General terms and conditions

Article 1. Agreement

1.1. The agreement between the client and GREM VOF, located at Willem Theunisse Blokstraat 395 in Amsterdam and registered with the Chamber of Commerce under number 95635068 (hereinafter: GREM), is concluded by payment of the invoice by the client, unless explicitly agreed otherwise through the agreement or other legal correspondence.

1.2. The offer and the associated general terms and conditions jointly form the entire agreement between the parties. The terms and conditions are provided together with the offer and apply as soon as payment has been received.

1.3. GREM will start the service as soon as payment has been made.

Article 2. Principles

2.1. GREM acts exclusively as an advisor and not as a broker and does not provide (selling) advice or legal and financial guarantees.

2.2. GREM provides a list of project developers at the request of the client.
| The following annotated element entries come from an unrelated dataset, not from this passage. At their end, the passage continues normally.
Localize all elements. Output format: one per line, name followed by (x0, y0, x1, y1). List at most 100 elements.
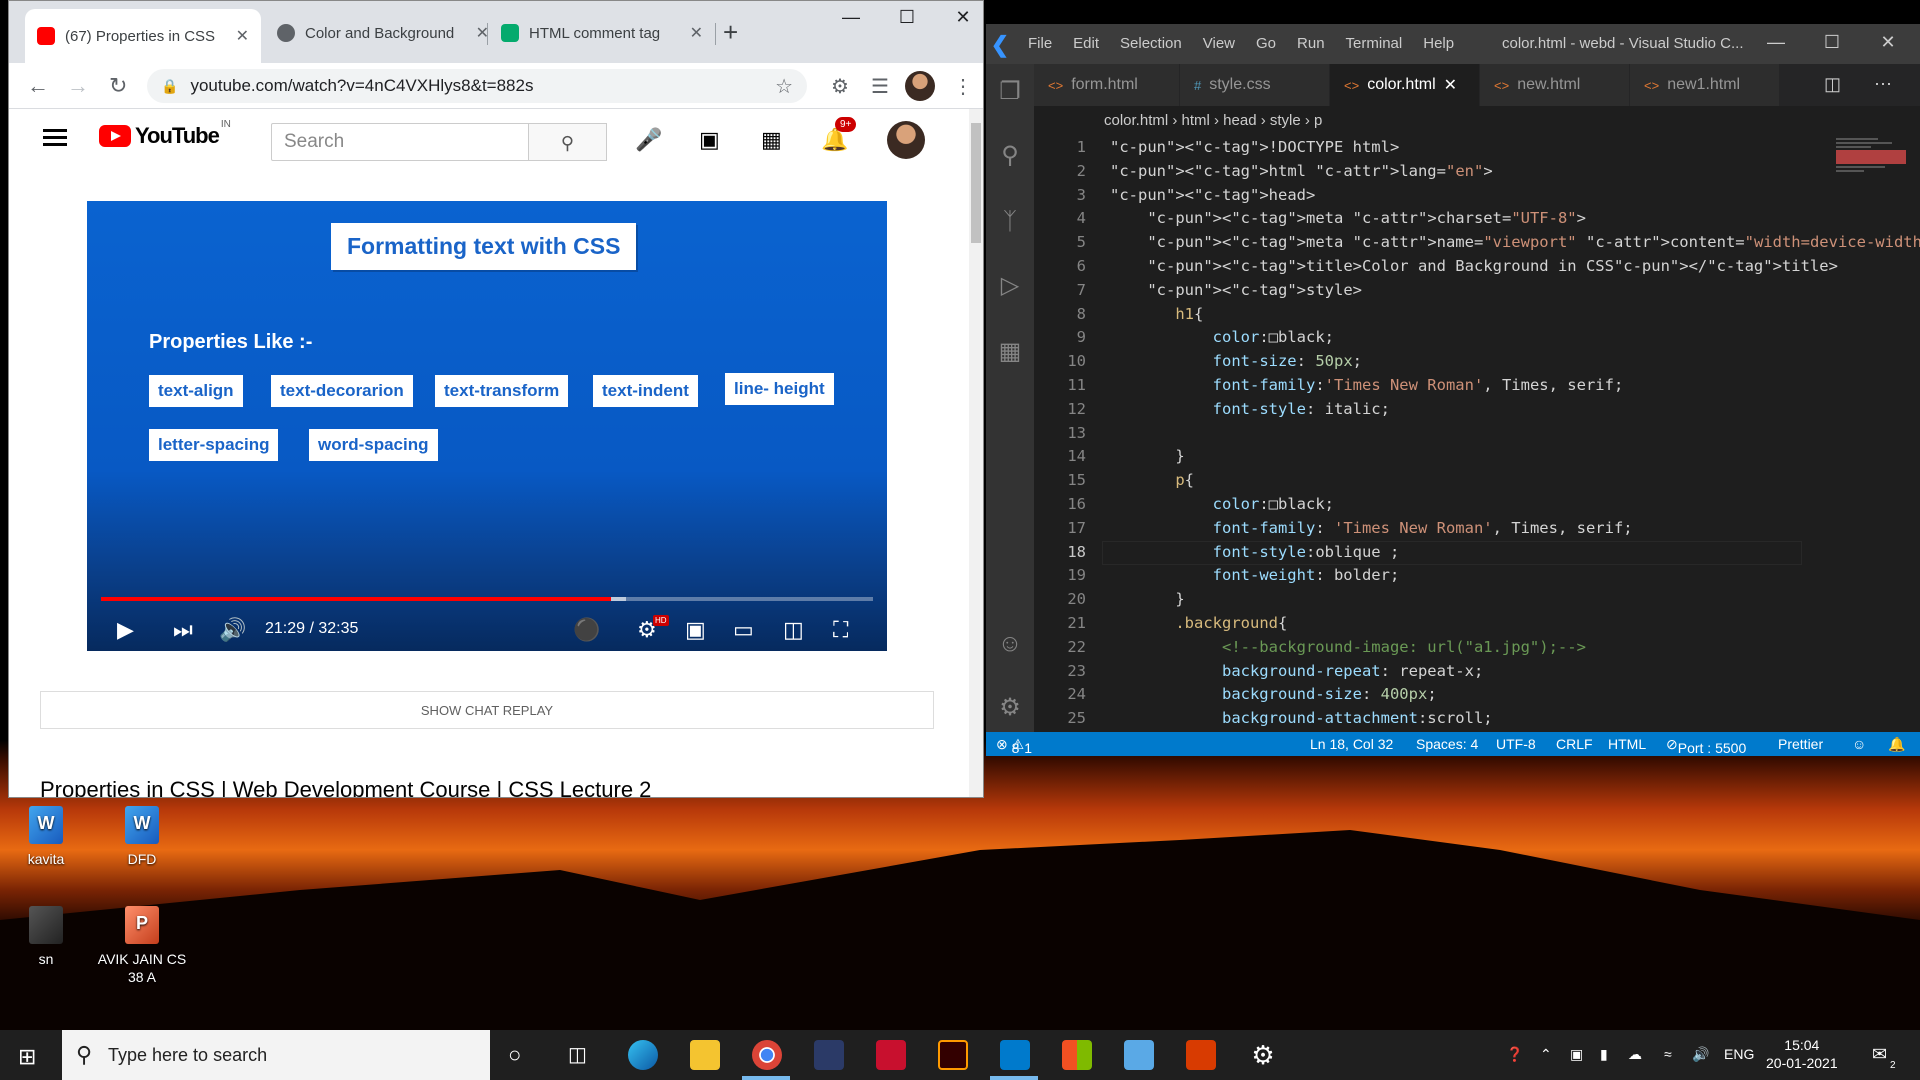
tab-new1-html[interactable]: <> new1.html (1630, 64, 1780, 106)
chrome-app-icon[interactable] (752, 1040, 782, 1070)
edge-app-icon[interactable] (628, 1040, 658, 1070)
battery-icon[interactable]: ▮ (1600, 1046, 1608, 1063)
code-line[interactable]: 12 font-style: italic; (1034, 398, 1920, 422)
input-language[interactable]: ENG (1724, 1046, 1754, 1062)
show-chat-replay-button[interactable]: SHOW CHAT REPLAY (40, 691, 934, 729)
address-bar[interactable]: 🔒 youtube.com/watch?v=4nC4VXHlys8&t=882s… (147, 69, 807, 103)
code-line[interactable]: 10 font-size: 50px; (1034, 350, 1920, 374)
file-explorer-icon[interactable] (690, 1040, 720, 1070)
meet-now-icon[interactable]: ▣ (1570, 1046, 1583, 1063)
code-line[interactable]: 7 "c-pun"><"c-tag">style> (1034, 279, 1920, 303)
menu-go[interactable]: Go (1256, 35, 1276, 52)
help-icon[interactable]: ❓ (1506, 1046, 1523, 1063)
video-progress-bar[interactable] (101, 597, 873, 601)
manage-gear-icon[interactable]: ⚙ (994, 692, 1026, 724)
menu-run[interactable]: Run (1297, 35, 1325, 52)
tab-color-background[interactable]: Color and Background ✕ (265, 11, 501, 55)
menu-file[interactable]: File (1028, 35, 1052, 52)
code-line[interactable]: 11 font-family:'Times New Roman', Times,… (1034, 374, 1920, 398)
system-clock[interactable]: 15:04 20-01-2021 (1766, 1036, 1838, 1072)
code-line[interactable]: 17 font-family: 'Times New Roman', Times… (1034, 517, 1920, 541)
cursor-position[interactable]: Ln 18, Col 32 (1310, 736, 1393, 752)
youtube-search-input[interactable]: Search (271, 123, 529, 161)
taskbar-search-box[interactable]: ⚲ Type here to search (62, 1030, 490, 1080)
split-editor-icon[interactable]: ◫ (1824, 74, 1841, 95)
chrome-menu-icon[interactable]: ⋮ (953, 74, 973, 99)
action-center-icon[interactable]: ✉ (1872, 1044, 1887, 1065)
maximize-button[interactable]: ☐ (1804, 32, 1860, 53)
menu-edit[interactable]: Edit (1073, 35, 1099, 52)
media-queue-icon[interactable]: ☰ (871, 74, 889, 99)
minimize-button[interactable]: — (1748, 32, 1804, 53)
desktop-icon-sn[interactable]: sn (0, 906, 94, 968)
code-line[interactable]: 19 font-weight: bolder; (1034, 564, 1920, 588)
code-line[interactable]: 4 "c-pun"><"c-tag">meta "c-attr">charset… (1034, 207, 1920, 231)
code-editor[interactable]: 1 "c-pun"><"c-tag">!DOCTYPE html> 2 "c-pun"… (1034, 136, 1920, 732)
tab-form-html[interactable]: <> form.html (1034, 64, 1180, 106)
theater-mode-icon[interactable]: ▭ (733, 617, 754, 643)
extensions-icon[interactable]: ▦ (994, 336, 1026, 368)
cortana-icon[interactable]: ○ (508, 1042, 521, 1068)
code-line[interactable]: 13 (1034, 422, 1920, 446)
task-view-icon[interactable]: ◫ (568, 1042, 587, 1067)
menu-help[interactable]: Help (1423, 35, 1454, 52)
illustrator-app-icon[interactable] (938, 1040, 968, 1070)
apps-grid-icon[interactable]: ▦ (761, 127, 782, 153)
breadcrumb[interactable]: color.html › html › head › style › p (1034, 106, 1920, 136)
volume-icon[interactable]: 🔊 (1692, 1046, 1709, 1063)
close-window-button[interactable]: ✕ (1860, 32, 1916, 53)
run-debug-icon[interactable]: ▷ (994, 270, 1026, 302)
prettier-status[interactable]: Prettier (1778, 736, 1823, 752)
code-line[interactable]: 1 "c-pun"><"c-tag">!DOCTYPE html> (1034, 136, 1920, 160)
settings-gear-icon[interactable]: ⚙ (1248, 1040, 1278, 1070)
menu-terminal[interactable]: Terminal (1346, 35, 1403, 52)
next-icon[interactable]: ⏭ (173, 617, 193, 643)
create-video-icon[interactable]: ▣ (699, 127, 720, 153)
desktop-icon-dfd[interactable]: DFD (94, 806, 190, 868)
code-line[interactable]: 5 "c-pun"><"c-tag">meta "c-attr">name="v… (1034, 231, 1920, 255)
minimize-button[interactable]: — (823, 7, 879, 28)
tab-new-html[interactable]: <> new.html (1480, 64, 1630, 106)
hamburger-menu-icon[interactable] (43, 125, 67, 150)
powershell-app-icon[interactable] (814, 1040, 844, 1070)
wifi-icon[interactable]: ≈ (1664, 1046, 1672, 1062)
miniplayer-icon[interactable]: ▣ (685, 617, 706, 643)
close-tab-icon[interactable]: ✕ (236, 26, 249, 46)
windows-start-icon[interactable]: ⊞ (18, 1044, 36, 1070)
problems-indicator[interactable]: ⊗ 8 ⚠ 1 (996, 736, 1032, 756)
new-tab-button[interactable]: + (723, 17, 738, 48)
microphone-icon[interactable]: 🎤 (635, 127, 662, 153)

Should the client invest, on the basis of direct advice by GREM, in a project by a project developer that appears on the list provided by GREM, the client will receive the advisory fee of €3,000 (excluding VAT), in words: three thousand euro, return. The project developer fully supervises the purchase process. GREM only provides advice. The client acknowledges that GREM may receive compensation from the project developer on the list if the client purchases from that project developer. At the request of the client, GREM will make known all agreements between the project developer and GREM. The project developer settles with GREM without harming the client. The Client agrees that this does not affect the independence of GREM's advice.

Article 3. Rights and obligations of GREM and the client

3.1. GREM provides the services described in the offer based on the information provided by the client. GREM can assume the accuracy and completeness of this information.

3.2. The client guarantees that this information has been provided truthfully and as complete and up to date as possible.

3.3. GREM carries out its activities to the best of its knowledge and ability, in accordance with the standards of independent advice and good workmanship.

3.4. The client is responsible for providing timely, complete and up-to-date information that is relevant to the execution of the assignment. Delays or imperfections as a result of incorrect or incomplete information are the responsibility of the client.

Article 4. Payment, billing and additional work

4.1. Invoices must be paid within 14 working days of the invoice date, unless otherwise agreed in writing. If this period is exceeded, the client owes interest of 2% per month, as well as any extrajudicial collection costs, without further notice of default.

4.2. Should GREM have to refund the advisory amount in accordance with article 2, paragraph 2 (2.2), the advisory amount will be refunded within 14 business days of signing the Sales Purchase Agreement (SPA) under the conditions applicable in article 4, paragraph 1 (4.1).

4.3. More work

Any additional work will only be carried out after approval by the client and will be invoiced separately.

Article 5. Cancellation

GREM's services are a permanent advisory service. In the event of cancellation or early termination of the advisory process by the client, no refund of amounts already paid will be made.

Article 6. Cancellation clause

If either party believes that continuing the assignment is no longer desirable or feasible, the agreement can be terminated prematurely in writing and with reasons. In the event of termination at the client's initiative, there is no right to a refund.

Article 7. Intellectual Property and User Rights

All analyses, models, documents, reports, presentations, tools and other materials used or developed by GREM as part of the assignment remain the sole property of GREM. These may not be distributed (online or offline), shared or reused without written permission from GREM.

Article 8. Liability

8.1. GREM is only liable for direct damage as a result of demonstrable shortcomings in the execution of the assignment, insofar as these are the result of failure to comply with care, expertise or craftsmanship. Liability is limited to the amount paid by the client to GREM for the assignment in question.

8.2. GREM is not liable for indirect damage, consequential damage or decisions made by the client based on the information provided.

Article 9. Limitation of advice & responsibility

9.1. GREM does not act as a broker, legal advisor, management company, financial intermediary, or insurance advisor. GREM only provides informational advice and - if desired - refers to certified/licensed external specialists. GREM is not liable for decisions or consequences resulting from the advice of these third parties or from choices made by the client on its own initiative.

9.2. Any services or guidance by external parties fall/falls entirely under the client's own responsibility and is/are at the client's own expense.

9.3. GREM does not guarantee the return or future value of an investment.

9.4. The client remains responsible for all investment decisions and legal, financial and tax obligations arising from a possible purchase from a project developer.

Article 10. Confidentiality

All information that GREM receives from the client in the context of the service is treated confidentially and not shared with third parties without explicit permission from the client, unless this is required by law.

Article 11. Applicable law and dispute resolution

This agreement is governed by Dutch law. Any disputes arising from this agreement will be submitted exclusively to the competent court in Amsterdam, unless mandatory law states otherwise.